座間事件で死刑が執行された白石隆浩死刑囚の高校生時代の写真
衝撃的な自殺未遂の告白
友人が衝撃を受けたのは、彼が淡々と話した練炭自殺未遂の経験だ。自殺サイトで知り合った複数人と集まり、寸前までいったものの、参加者の一人が恐怖を感じて中止になったという。思春期特有の誇張もあるかもしれないが、高校生で自殺を試みるというエピソードは、彼の内面の「歪み」を示唆するものとして、その後の姿を想起させる。

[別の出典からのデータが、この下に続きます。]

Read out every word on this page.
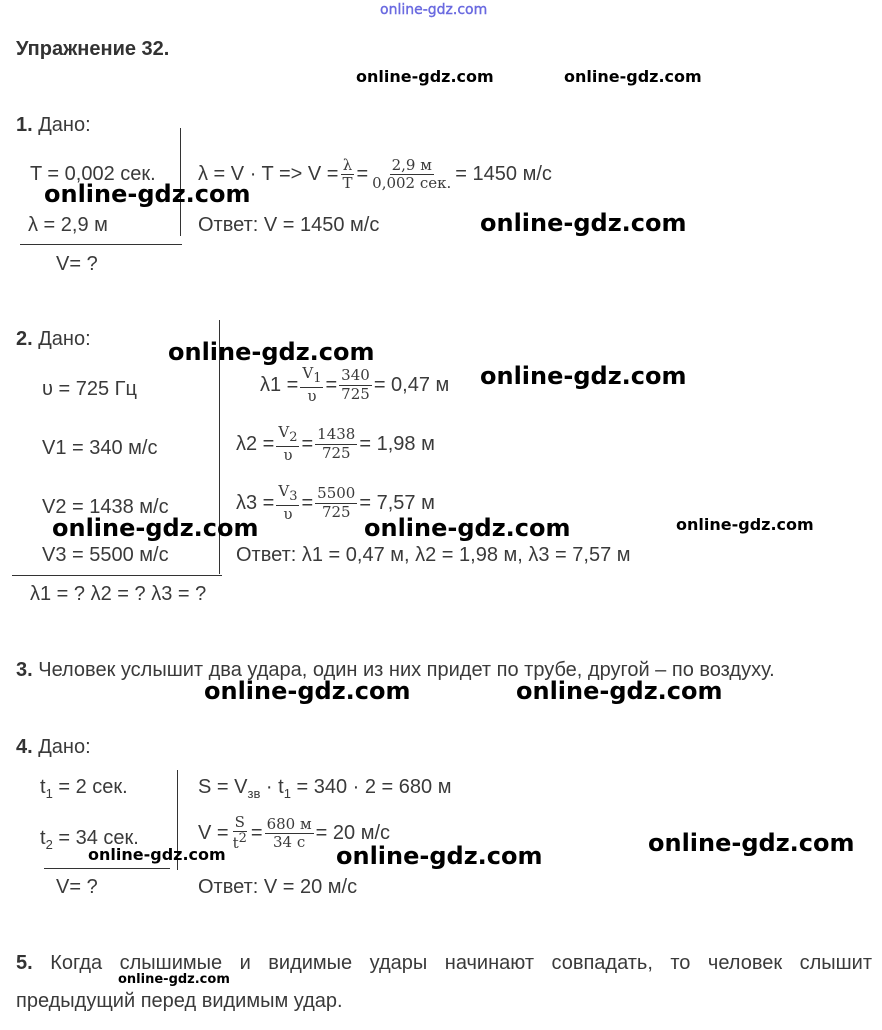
online-gdz.com
Упражнение 32.
online-gdz.com	online-gdz.com
1. Дано:
T = 0,002 сек.
λ = 2,9 м
V= ?
$\lambda = V \cdot T => V = \frac{\lambda}{T} = \frac{2,9 м}{\text{0,002 сек.}} = 1450$ м/с
Ответ: V = 1450 м/с
online-gdz.com
online-gdz.com
2. Дано:
υ = 725 Гц
V1 = 340 м/с
V2 = 1438 м/с
V3 = 5500 м/с
λ1 = ? λ2 = ? λ3 = ?
$\lambda 1 = \frac{V_1}{\upsilon} = \frac{340}{725} = 0,47$ м
$\lambda 2 = \frac{V_2}{\upsilon} = \frac{1438}{725} = 1,98$ м
$\lambda 3 = \frac{V_3}{\upsilon} = \frac{5500}{725} = 7,57$ м
Ответ: λ1 = 0,47 м, λ2 = 1,98 м, λ3 = 7,57 м
online-gdz.com
online-gdz.com
online-gdz.com	online-gdz.com	online-gdz.com
3. Человек услышит два удара, один из них придет по трубе, другой – по воздуху.
online-gdz.com	online-gdz.com
4. Дано:
$t_1 = 2$ сек.
$t_2 = 34$ сек.
V= ?
$S = V_{зв} \cdot t_1 = 340 \cdot 2 = 680$ м
$V = \frac{S}{t^2} = \frac{680 м}{34 с} = 20$ м/с
Ответ: V = 20 м/с
online-gdz.com	online-gdz.com	online-gdz.com
5. Когда слышимые и видимые удары начинают совпадать, то человек слышит предыдущий перед видимым удар.
online-gdz.com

座間市で9人が殺害された凄惨な事件の現場となったアパートの一室の写真
死を願う一方で、光の当たる世界へ
意外にも、白石死刑囚は芸能界に興味を持っていた。大手芸能養成学校に通い、長い台詞の練習をするなどしていた。さらに、日テレの連ドラのエキストラに受かり、数千人の中から選ばれたと自慢。後姿が一瞬映った程度だったそうだが、「死にたい」と願いながらも、日の当たる場所に立ちたいという捻じれた二面性が、この頃から垣間見えていた。
北海道一人旅と「異様な性」の萌芽
高2か高3の冬休み明け、2週間ほど学校を休んだ。理由を聞くと、一人で北海道を旅行していたという。公園で野宿し、タクシー運転手に助けられた経験なども話した。さらに、旅行中に知り合った29歳の女性とホテルに行ったと語り、水樹奈々似だとクラスメートに写真を見せて自慢していた。恋愛について彼が語ったのはこの時だけだったという。森鴎外の『ヰタ・セクスアリス』を持ち出すまでもなく、この経験がその後の「異様な性」にどう影響したか、彼の半生において重要な示唆となる。
高校卒業後、ネオン街へ
高校卒業後、彼は大手スーパーに入社し約2年勤めたが自己都合で退職。その後は情報通信系などの職を数カ月ごとに転々とし、パチンコ店でのアルバイトを経て、やがてネオン街へと足を踏み入れていくことになる。
高校時代の白石隆浩死刑囚に見られた、家庭環境悪化に伴う自立への焦燥、孤独と自殺願望、光の世界への憧れと性の関心。これらの異変は、後の事件へ繋がる内面の「歪み」の萌芽だったのかもしれない。同級生の証言は、彼の半生を読み解く上で重要なピースとなる。